The Power of Making Literacy Fun with Comic Strips
Comic Book stores may not be as popular as they once were, but the power of the comic strip lives on. Not only do they make reading more accessible, but they make reading and writing fun by making words on the page more visually appealing.
The combination of graphics and written text mean that comic strips make the perfect stepping stone to inferential reading and structured writing.
How to Include Comic Strips in Your Literacy Lessons
Many students will already be familiar with comic strips. Introducing them into your reading and writing lessons should come with a collective gasp of excitement.
Using Comic Strips to Support Reading
The visual nature and structure of comic strips provide essential clues for students who may find texts difficult to comprehend. In this way, comic strips are just what you need to get those reluctant readers to pick up a book!
Start off by providing a number of comic book options as part of your classroom library. If you don’t have a class set of books, why not bring in some of the local newspaper’s comic strips to share with your students who may not find reading enjoyable?
If you’re looking for something a little deeper, we have an amazing selection of at-level, curriculum-aligned comic strips as part of our Magazine – What’s Buzzing? Teaching Resources. Each magazine contains a comic strip, and with accompanying task cards or worksheets your comprehension activities are done for you! Alternatively, you can find the comic resources from each magazine by taking a look at our Comics teaching resources.
Using Comics for Inference
Working on inference is easy with comic strips as well. So many frames don’t have any text at all, yet they still work to propel the storyline. Work on your student’s inferring skills with our set of Inference Comics.
Comic Book-Related Vocabulary
The language featured in comics is in a league of its own! With a particular emphasis on onomatopoeia and sequencing words, your students’ vocabulary can be greatly extended by including comics in your literacy lessons.
Why not ask students to keep track of some of the wonderful words they come across? They can write a new word down, as well as its definition. Then, put those words in a sentence using our Word Power Vocabulary Worksheet.
Help your students remember some of the wonderful words they read in comic strips by putting up our Onomatopoeia Word Wall.
These amazing words will give them the inspiration to write comics of their own.
From Reading to Writing Comic Strips
Once your students have fallen in love with reading comics, they’ll be ready to write some amazing strips of their own!

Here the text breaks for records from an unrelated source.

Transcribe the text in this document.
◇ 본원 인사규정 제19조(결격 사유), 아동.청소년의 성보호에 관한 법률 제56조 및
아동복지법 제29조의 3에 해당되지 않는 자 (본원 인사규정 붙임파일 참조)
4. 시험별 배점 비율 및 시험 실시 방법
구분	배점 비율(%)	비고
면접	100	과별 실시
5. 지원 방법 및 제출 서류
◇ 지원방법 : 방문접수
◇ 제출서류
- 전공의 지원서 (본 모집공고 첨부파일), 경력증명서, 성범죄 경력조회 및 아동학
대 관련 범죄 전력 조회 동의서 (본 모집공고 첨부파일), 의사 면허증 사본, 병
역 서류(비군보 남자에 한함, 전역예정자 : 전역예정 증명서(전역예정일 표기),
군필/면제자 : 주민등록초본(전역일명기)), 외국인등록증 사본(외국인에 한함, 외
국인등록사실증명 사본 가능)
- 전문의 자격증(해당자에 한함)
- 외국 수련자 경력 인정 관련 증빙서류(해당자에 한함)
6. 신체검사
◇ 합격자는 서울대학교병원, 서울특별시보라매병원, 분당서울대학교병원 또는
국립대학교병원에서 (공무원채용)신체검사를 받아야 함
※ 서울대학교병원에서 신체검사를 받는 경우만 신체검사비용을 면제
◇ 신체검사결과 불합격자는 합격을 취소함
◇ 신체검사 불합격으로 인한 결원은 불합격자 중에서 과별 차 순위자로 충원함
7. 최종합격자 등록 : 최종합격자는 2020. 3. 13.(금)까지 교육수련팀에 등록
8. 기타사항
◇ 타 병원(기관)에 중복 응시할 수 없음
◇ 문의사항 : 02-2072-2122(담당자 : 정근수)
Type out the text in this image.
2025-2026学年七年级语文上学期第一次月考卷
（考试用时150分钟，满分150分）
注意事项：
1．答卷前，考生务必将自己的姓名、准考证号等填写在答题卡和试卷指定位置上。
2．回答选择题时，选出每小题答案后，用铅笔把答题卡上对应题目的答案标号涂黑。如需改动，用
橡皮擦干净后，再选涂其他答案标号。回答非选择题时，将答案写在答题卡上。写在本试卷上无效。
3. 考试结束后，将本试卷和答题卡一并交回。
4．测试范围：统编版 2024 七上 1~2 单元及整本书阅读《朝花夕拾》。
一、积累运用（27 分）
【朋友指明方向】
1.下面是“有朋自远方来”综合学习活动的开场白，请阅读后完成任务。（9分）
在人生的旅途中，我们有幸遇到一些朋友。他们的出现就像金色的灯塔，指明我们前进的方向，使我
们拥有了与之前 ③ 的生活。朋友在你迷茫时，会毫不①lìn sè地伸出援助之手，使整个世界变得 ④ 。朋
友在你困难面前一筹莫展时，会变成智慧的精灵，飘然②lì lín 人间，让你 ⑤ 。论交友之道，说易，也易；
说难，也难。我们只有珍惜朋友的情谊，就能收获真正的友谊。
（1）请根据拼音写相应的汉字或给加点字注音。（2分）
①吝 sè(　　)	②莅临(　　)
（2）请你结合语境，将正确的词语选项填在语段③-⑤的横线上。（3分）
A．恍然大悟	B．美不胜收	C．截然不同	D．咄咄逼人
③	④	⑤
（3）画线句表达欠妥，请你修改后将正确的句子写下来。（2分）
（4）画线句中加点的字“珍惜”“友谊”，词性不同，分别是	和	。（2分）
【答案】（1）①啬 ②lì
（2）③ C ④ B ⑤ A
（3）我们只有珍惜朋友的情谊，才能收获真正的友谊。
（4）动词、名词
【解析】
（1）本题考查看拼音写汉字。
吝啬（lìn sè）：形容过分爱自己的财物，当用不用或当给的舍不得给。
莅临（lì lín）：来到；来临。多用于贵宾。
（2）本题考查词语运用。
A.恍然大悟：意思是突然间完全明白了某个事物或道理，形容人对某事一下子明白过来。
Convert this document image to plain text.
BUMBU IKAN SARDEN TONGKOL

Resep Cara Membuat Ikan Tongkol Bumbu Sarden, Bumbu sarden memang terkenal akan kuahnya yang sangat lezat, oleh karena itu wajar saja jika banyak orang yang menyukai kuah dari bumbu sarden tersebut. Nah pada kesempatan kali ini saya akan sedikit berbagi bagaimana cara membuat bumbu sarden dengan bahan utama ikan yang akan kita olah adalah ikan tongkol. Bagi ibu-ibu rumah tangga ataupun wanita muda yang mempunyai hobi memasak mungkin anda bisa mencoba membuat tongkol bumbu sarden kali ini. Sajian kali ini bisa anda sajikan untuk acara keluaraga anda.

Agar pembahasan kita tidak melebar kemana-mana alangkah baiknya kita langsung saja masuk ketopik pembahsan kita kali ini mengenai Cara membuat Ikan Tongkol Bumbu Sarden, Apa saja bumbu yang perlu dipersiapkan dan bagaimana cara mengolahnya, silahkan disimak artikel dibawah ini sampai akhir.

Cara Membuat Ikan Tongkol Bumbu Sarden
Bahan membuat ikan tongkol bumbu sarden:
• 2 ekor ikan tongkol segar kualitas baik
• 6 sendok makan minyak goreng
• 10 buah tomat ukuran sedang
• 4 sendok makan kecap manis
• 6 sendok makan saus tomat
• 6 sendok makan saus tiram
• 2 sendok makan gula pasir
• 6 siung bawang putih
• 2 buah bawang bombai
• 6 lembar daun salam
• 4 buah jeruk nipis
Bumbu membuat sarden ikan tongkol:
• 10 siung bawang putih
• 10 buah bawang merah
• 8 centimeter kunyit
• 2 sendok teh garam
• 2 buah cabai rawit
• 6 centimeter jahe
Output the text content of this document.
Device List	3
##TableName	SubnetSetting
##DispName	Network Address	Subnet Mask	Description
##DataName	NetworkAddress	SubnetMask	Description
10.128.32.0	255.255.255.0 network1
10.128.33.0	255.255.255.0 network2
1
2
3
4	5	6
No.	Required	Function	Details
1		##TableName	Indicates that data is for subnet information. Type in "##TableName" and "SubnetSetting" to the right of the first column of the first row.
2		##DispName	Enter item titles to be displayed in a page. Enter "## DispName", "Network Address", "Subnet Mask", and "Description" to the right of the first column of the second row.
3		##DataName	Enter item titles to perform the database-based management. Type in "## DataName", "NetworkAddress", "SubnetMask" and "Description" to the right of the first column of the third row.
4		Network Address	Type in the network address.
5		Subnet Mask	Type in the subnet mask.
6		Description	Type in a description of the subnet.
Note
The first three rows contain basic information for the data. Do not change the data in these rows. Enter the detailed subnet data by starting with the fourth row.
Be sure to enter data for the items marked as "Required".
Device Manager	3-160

Start the ball rolling by getting your students to visually retell a story they have read. Our Comic Strip Templates are the perfect thing to get your students excited about transcribing what they’ve read onto the page. Choose a narrative that the class has shared to start, or have students retell a story that they love.
Comic Book Structure
Once your students are ready to create their own, take a closer look at the structure of a comic strip. And here’s where you’ll see one of the main benefits of using comic strips to help reluctant writers… These wonderful tools help students to organise their writing in visual ways.
These pages come as part of our Comic Book Writing Resource Pack. And as you can see, they help students understand comic-related vocabulary. As well as this, they are a great tool for helping students visualise how their narrative text will be structured.
Creating Narratives with Comic Strips
Once your students know all they can about the structure of a comic, they’re ready to write!
Sometimes, the reason a writer is reluctant is that they can’t settle on an idea for a narrative. Give them a little nudge with our Roll to Create a Comic. Using this fun worksheet, some dice and our Comic Strip Templates (remember those from before?) your students will be authors of their own narratives in no time!
Another reason young writers may be reluctant is that all the elements of a narrative are just too overwhelming for them to organise their thoughts. By creating comic strips, students practise composing a storyline, sequencing and writing dialogue. Then, they have the fun part of illustrating their masterpieces!
If you want something a little more blank-slate, check out the Blank Comic Strip Template and square-only Comic Strip Template from our resource collection. Your reluctant writers will be no more, and their portfolios will be full of unique narratives.
Creating comics digitally during remote learning?
Why not try digital storytelling! Ask your students to create a narrative and use graphics from the internet to illustrate their stories.